Mary sits cross-legged on the grass with her guitar. “Sing a song, Stanton?”
I shake my head. “Nah, not now.”
“Aw, come on,” Mary pushes. “It’s been ages. We can do ‘Stealin’ Cinderella’—I love that song.”
Sofia’s legs are curled under her, her head resting on her hand. “I didn’t know you sang.”
“Stanton has a lovely voice,” my momma volunteers. “He used to sing in church every Sunday.”
Sofia smirks. “You were a real live choirboy? How did I not know this?”
“I was seven,” I tell her dryly.
But then Presley takes all the argument out of me. “Come on, Daddy. I like listenin’ to you sing.”
Simple as that.
I nod to Mary and she starts plucking at the guitar. It’s a mellow, almost sad melody. A song about fathers and daughters, moving on while staying exactly the same.
“She was playin’ Cinderella, ridin’ her first bike . . .”
I run my hand through Presley’s hair again, but as the song continues the lyrics take on bigger, more relevant meaning. I feel the heat of Sofia’s gaze, watching me—this different part of me she’s never seen—with fascination. I see JD’s eyes all over Jenny, almost willing her to turn her head. But she’s not looking at him. Across the campfire, through the smoke and licking flames, she’s keeping her blue eyes straight on me. And while I sing about precious memories—old loves and new—I stare right back at her.
“In her eyes I’m Prince Charming, but to him I’m just some fella, ridin’ in stealin’ Cinderella.”
• • •
I’m a picker—one of those guys who combs over the leftovers just before everyone’s about to head home. At the food table, by the light of the fire, I see that JD is also one of those guys. I put the last chicken leg on my plate, and JD goes for the last of the beef tips. I coat the chicken with my homemade barbecue sauce and he asks, “That’s your sauce?”
“I heard it was pretty good.”
I offer him the spoon. “You heard right.”

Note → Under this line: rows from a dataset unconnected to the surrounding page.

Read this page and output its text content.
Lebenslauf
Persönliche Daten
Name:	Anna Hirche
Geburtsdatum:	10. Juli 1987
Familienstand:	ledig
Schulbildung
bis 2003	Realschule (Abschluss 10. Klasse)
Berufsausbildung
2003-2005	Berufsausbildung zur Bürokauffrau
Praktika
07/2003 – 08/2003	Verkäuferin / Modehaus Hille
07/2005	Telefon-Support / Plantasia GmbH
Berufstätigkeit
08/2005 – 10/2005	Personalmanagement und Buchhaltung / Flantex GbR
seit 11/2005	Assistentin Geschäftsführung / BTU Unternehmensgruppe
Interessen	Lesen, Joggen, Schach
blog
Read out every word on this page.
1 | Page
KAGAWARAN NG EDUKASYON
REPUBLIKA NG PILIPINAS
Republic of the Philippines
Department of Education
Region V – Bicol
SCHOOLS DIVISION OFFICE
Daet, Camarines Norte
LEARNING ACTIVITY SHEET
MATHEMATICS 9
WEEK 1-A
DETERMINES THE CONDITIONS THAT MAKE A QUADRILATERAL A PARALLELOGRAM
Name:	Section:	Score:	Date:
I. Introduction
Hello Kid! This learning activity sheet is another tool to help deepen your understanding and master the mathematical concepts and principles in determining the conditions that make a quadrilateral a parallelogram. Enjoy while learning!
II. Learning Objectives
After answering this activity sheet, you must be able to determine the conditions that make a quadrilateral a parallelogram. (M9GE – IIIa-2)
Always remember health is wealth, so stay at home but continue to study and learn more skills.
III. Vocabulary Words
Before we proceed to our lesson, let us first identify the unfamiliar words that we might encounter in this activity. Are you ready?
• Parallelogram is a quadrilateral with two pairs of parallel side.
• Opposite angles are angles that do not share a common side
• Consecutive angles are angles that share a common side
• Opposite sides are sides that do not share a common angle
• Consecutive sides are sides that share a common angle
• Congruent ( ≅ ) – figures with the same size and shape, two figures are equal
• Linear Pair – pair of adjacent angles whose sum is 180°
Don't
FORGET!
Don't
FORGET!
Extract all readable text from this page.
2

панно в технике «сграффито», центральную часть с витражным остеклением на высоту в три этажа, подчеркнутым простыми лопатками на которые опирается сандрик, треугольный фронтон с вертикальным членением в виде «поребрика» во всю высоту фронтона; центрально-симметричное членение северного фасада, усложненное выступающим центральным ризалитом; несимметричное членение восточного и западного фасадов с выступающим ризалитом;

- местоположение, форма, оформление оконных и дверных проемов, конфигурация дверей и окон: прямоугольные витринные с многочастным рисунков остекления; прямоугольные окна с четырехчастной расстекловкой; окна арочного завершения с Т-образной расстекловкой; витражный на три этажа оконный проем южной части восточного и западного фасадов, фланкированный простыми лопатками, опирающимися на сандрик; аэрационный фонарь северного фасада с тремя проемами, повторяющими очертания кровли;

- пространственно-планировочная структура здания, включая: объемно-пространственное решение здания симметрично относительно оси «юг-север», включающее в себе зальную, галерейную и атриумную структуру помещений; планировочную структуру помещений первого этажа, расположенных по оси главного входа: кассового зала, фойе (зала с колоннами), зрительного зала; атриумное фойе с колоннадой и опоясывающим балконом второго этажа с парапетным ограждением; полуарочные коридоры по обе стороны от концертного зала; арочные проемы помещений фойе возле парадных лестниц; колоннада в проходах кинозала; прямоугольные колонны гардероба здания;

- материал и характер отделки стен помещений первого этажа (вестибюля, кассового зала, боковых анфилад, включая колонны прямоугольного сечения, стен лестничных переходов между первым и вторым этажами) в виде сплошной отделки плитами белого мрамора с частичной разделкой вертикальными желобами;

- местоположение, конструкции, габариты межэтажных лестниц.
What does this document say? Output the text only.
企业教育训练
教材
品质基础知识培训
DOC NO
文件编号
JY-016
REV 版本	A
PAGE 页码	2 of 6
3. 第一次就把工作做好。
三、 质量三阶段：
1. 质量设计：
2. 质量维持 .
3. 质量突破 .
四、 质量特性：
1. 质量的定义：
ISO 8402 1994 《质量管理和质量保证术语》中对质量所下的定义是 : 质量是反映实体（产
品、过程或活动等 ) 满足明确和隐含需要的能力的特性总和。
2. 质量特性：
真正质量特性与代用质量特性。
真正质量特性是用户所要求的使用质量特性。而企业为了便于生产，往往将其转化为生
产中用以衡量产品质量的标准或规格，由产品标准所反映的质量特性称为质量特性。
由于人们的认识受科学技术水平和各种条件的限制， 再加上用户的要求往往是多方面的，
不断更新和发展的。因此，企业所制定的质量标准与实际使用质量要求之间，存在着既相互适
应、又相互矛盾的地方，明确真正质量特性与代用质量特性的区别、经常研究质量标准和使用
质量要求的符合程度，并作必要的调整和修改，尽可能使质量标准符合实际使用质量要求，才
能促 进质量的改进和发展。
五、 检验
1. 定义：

He douses his own plate, then licks his fingers and shovels the bite-size beef into his mouth. He gives me the thumbs-up while he chews.
“My brother mentioned a party on Tuesday. Think you’ll be goin’, or will you be too busy?”
I’m really hoping he has something else to do—then I’ll get Jenny all to myself. I mentally rub my hands together—eager for the prospect.
He nods. “Yeah, I’ll be there. Pretty mush cleared my schedbudle por de wheek.”
My brow furrows as his words get harder and harder to understand. Then I peer closer . . . because something just doesn’t look right.
“Ib my pace pubby, Thanton? It peels pubby.”